Purdue CMS Tier2 Center: Use_of_GPU

Home » User Information » Use_of_GPU_Resources

Use of GPU Resources

Currently, CMS users of the Purdue Tier-2 center have access to the following GPU resources:

Gilbreth: The GPU-enabled Community Cluster

Users with approved access can log into the Front-End machines and use the available CPU+GPU resources interactively for developing/prototyping/testing their code and algorithms. The User Guide provides detailed instructions for all tasks.

NOTE: The front-end machines, as shared resources, are not intended for running long, resource intensive (GPU, CPU, RAM) jobs. Use them to develop/test your code/algorithms, then run your long jobs in the batch system.

In addition, users can submit SLURM batch jobs for their large-scale production jobs, using the standard submission techniques.

CMS has a dedicated job queue (referred by SLURM as 'account') called 'cms'. This provides two dedicated batch slots for long-running jobs. These are shared between all CMS users, so wait times will vary depending on the load of the systems and the number of jobs in the queue, but in general should start a new job within a 12-hours window. Here's an example of submitting a job in the 'cms' queue:
```
sbatch -A cms --time=11:59:00 -N1 -n1 --gres=gpu:1 --cpus-per-task=8 --mem=64G my_slurm_job.sh
```

For debugging purposes it is usually much faster to submit the job to the 'debug' queue instead of 'cms'. Jobs in the 'debug' queue start much faster, but cannot take than 30 minutes of walltime. Here's an example:
```
sbatch -A debug --time=00:29:00 -N1 -n1 --gres=gpu:1 --mem=64G --constraint=V100 test_slurm_job.sh
```
Note the additional --constraint=V100 parameter! We use it here because the 'debug' queue submits jobs to all Gilbreth nodes, and only some of them have V100 GPUs (the others have P100s). So, if you want your job to run on the same type of GPU that you will later use for your production jobs in the 'cms' queue (which only submits to V100 GPU nodes), it is better to request this explicitly during testing. Of course, if your job is not so GPU-type specific, you can omit this constraint, and submit your debug job to whatever slot is available first.
A very useful application of the 'debug' queue is for running short interactive batch jobs. That gives you access to a full node (unlike the shared Front-Ends), so you can use all the RAM+CPU+GPU resources of the node, thus giving you the opportunity to test your code in realistic 'production' environment. Here's an example how to start such an interactive job:
```
sinteractive -A debug --time=00:29:00 -N1 -n1 --gres=gpu:1 --mem=96G --constraint=V100
```
Finally, for low-priority jobs, the Gilbreth cluster offers the shared 'partner' queue, which - similar to the 'debug' queue - can submit to all nodes, but jobs there can use up to 24h wall time. This queue only submits jobs when there are available nodes not serving the higher-priority 'owner' queues, so wait times can be much longer.

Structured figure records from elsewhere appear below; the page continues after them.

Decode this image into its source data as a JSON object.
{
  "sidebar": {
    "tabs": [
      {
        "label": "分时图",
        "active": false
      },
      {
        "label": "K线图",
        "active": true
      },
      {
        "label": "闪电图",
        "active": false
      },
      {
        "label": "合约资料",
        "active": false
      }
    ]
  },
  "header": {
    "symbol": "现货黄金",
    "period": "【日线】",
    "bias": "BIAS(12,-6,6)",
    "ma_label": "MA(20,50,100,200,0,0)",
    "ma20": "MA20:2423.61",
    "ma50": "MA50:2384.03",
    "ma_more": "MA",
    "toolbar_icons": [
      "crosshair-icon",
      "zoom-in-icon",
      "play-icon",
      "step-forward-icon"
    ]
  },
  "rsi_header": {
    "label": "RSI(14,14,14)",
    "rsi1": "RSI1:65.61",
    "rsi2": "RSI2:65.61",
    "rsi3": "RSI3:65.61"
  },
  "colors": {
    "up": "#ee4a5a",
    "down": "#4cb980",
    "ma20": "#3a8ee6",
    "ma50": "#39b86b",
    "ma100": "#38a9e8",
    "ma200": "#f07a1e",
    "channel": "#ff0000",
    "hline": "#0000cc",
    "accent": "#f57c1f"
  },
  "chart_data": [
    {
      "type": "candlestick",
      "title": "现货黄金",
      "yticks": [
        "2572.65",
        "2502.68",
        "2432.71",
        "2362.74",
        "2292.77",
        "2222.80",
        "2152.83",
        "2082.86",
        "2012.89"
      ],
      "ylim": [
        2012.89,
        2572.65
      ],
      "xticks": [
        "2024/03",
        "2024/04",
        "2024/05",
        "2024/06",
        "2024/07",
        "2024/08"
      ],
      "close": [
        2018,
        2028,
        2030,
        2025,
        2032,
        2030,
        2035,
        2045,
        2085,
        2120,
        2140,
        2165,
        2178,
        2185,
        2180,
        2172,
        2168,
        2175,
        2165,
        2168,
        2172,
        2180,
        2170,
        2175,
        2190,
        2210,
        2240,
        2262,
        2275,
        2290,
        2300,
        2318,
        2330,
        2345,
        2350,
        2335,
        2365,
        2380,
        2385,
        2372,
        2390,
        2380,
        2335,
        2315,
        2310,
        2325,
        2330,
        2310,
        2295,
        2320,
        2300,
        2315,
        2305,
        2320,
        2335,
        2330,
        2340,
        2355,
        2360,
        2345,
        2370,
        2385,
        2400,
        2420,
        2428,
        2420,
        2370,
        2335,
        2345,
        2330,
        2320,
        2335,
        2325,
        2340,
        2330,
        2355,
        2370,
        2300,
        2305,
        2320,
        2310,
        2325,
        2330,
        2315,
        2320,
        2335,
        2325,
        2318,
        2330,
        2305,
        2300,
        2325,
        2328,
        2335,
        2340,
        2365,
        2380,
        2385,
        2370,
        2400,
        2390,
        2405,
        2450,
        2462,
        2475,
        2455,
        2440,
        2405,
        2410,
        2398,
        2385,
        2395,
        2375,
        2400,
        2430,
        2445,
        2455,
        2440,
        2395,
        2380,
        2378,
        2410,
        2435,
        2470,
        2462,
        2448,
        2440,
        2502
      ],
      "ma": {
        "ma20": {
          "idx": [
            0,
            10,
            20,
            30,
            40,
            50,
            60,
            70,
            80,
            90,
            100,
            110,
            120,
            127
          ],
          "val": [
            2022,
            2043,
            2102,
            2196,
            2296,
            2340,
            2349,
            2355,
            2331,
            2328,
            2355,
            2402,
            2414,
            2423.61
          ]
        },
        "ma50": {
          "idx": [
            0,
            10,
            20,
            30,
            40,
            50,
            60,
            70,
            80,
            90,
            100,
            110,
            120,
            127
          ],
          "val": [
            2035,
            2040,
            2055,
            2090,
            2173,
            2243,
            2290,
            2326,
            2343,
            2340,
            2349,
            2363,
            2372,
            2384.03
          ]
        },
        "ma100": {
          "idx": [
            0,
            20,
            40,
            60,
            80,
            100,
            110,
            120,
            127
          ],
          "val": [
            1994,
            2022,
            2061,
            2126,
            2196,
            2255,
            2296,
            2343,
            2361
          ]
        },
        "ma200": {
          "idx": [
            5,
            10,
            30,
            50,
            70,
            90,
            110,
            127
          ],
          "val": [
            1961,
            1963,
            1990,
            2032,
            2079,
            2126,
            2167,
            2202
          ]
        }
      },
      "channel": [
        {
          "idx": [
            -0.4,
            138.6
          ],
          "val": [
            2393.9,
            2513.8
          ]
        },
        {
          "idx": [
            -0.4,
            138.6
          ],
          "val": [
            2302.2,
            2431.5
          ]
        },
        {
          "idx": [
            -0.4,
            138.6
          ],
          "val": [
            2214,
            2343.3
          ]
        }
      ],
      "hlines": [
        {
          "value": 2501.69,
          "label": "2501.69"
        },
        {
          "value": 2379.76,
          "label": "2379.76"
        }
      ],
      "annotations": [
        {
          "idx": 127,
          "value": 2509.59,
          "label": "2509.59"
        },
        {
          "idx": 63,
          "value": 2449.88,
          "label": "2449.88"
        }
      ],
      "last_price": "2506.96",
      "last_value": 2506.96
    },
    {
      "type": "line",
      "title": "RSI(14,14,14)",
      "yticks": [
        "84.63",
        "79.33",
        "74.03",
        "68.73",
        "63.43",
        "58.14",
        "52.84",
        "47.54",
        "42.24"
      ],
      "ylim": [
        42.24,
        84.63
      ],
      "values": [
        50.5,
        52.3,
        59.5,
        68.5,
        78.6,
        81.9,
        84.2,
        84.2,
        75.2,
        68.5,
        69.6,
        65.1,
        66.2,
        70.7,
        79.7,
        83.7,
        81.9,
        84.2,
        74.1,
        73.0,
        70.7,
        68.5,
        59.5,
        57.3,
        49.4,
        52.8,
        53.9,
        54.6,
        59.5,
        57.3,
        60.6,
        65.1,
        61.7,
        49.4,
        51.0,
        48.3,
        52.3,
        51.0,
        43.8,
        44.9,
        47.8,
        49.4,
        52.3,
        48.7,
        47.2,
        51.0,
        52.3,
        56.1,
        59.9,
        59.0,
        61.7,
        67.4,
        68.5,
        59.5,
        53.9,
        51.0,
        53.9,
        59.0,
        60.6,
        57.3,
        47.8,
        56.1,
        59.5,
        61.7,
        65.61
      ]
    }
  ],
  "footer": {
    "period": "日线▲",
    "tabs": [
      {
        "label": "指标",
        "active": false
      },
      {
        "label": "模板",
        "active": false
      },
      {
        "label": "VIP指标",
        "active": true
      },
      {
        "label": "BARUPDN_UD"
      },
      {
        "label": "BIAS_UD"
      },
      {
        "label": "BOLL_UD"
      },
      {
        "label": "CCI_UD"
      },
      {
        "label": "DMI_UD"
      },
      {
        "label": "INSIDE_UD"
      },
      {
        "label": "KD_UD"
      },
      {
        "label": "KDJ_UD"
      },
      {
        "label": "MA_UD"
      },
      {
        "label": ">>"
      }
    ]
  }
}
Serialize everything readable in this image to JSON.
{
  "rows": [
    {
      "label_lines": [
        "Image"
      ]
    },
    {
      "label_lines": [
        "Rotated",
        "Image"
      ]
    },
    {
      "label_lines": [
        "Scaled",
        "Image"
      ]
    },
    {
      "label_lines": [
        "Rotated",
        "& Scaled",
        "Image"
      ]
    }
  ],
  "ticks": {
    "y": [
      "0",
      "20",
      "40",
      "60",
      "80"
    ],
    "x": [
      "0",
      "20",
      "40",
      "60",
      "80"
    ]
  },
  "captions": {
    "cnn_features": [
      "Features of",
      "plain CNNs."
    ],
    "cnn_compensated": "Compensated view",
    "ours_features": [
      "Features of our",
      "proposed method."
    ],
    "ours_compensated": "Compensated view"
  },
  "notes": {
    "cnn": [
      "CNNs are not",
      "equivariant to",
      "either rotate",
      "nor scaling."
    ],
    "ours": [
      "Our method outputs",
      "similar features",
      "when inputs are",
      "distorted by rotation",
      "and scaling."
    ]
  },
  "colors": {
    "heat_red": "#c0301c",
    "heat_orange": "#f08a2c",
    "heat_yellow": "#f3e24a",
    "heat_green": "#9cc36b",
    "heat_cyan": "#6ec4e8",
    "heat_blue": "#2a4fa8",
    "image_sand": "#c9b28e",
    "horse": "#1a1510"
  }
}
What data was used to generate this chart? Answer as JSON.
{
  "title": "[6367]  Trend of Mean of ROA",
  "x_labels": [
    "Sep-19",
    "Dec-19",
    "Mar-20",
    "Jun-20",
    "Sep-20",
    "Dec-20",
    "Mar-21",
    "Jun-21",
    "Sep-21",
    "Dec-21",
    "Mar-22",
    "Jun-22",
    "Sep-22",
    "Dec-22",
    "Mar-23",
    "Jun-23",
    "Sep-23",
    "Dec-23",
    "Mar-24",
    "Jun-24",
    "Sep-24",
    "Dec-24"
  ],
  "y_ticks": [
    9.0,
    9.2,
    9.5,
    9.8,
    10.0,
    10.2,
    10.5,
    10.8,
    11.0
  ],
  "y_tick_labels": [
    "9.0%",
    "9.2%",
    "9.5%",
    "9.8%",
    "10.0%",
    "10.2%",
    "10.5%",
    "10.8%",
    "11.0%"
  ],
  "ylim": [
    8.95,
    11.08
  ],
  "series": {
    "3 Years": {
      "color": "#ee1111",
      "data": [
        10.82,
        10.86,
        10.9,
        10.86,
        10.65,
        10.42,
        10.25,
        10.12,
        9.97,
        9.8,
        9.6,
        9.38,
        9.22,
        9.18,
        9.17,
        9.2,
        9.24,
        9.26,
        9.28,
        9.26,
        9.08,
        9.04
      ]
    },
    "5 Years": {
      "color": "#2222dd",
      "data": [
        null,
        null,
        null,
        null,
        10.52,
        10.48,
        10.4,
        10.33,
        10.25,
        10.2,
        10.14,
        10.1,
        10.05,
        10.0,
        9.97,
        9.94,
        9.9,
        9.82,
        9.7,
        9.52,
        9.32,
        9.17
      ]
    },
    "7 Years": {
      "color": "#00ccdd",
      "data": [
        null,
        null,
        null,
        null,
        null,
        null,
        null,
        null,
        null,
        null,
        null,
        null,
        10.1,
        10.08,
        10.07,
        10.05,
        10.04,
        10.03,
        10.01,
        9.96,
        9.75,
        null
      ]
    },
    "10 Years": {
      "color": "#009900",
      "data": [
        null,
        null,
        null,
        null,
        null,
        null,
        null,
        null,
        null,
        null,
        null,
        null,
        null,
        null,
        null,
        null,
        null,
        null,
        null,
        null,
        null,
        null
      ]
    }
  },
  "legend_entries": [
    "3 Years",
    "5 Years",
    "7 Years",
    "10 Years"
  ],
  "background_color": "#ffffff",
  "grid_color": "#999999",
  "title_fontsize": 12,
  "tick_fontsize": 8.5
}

Hammer: The GPU-enabled CMS Cluster

Currently the front-end (login) nodes of the Hammer cluster are not instrumented with GPUs. This will likely change in the course of this year, but until then - please use the group of compute nodes (hammer-f) which have nVidia T4 GPUs.
(see below)
To start a short (30min) interactive SLURM job on a GPU-instrumented Hammer node fo testing purposes, try this:
```
sinteractive -p hammer-f -A debug -N1 -n1 --mem=16G --time=11:59:00 --gres=gpu:1 --constraint=T4
```

To start a nornal (12h) interactive SLURM job on a GPU-instrumented Hammer node, try this:

sinteractive -p hammer-f -A cms -N1 -n1 --mem=16G --time=11:59:00 --gres=gpu:1 --constraint=T4

To submit a batch job to a GPU node:

sbatch -A cms --partition=hammer-f --time=11:59:00 -N1 -n1 --gres=gpu:1 --cpus-per-task=8 --mem=64G myjob.sh

CMS-Connect

A convenient way of submitting condor-jobs to GPU-enabled resources is through the CMS-Connect service, as documented in a recent USCMS presentation.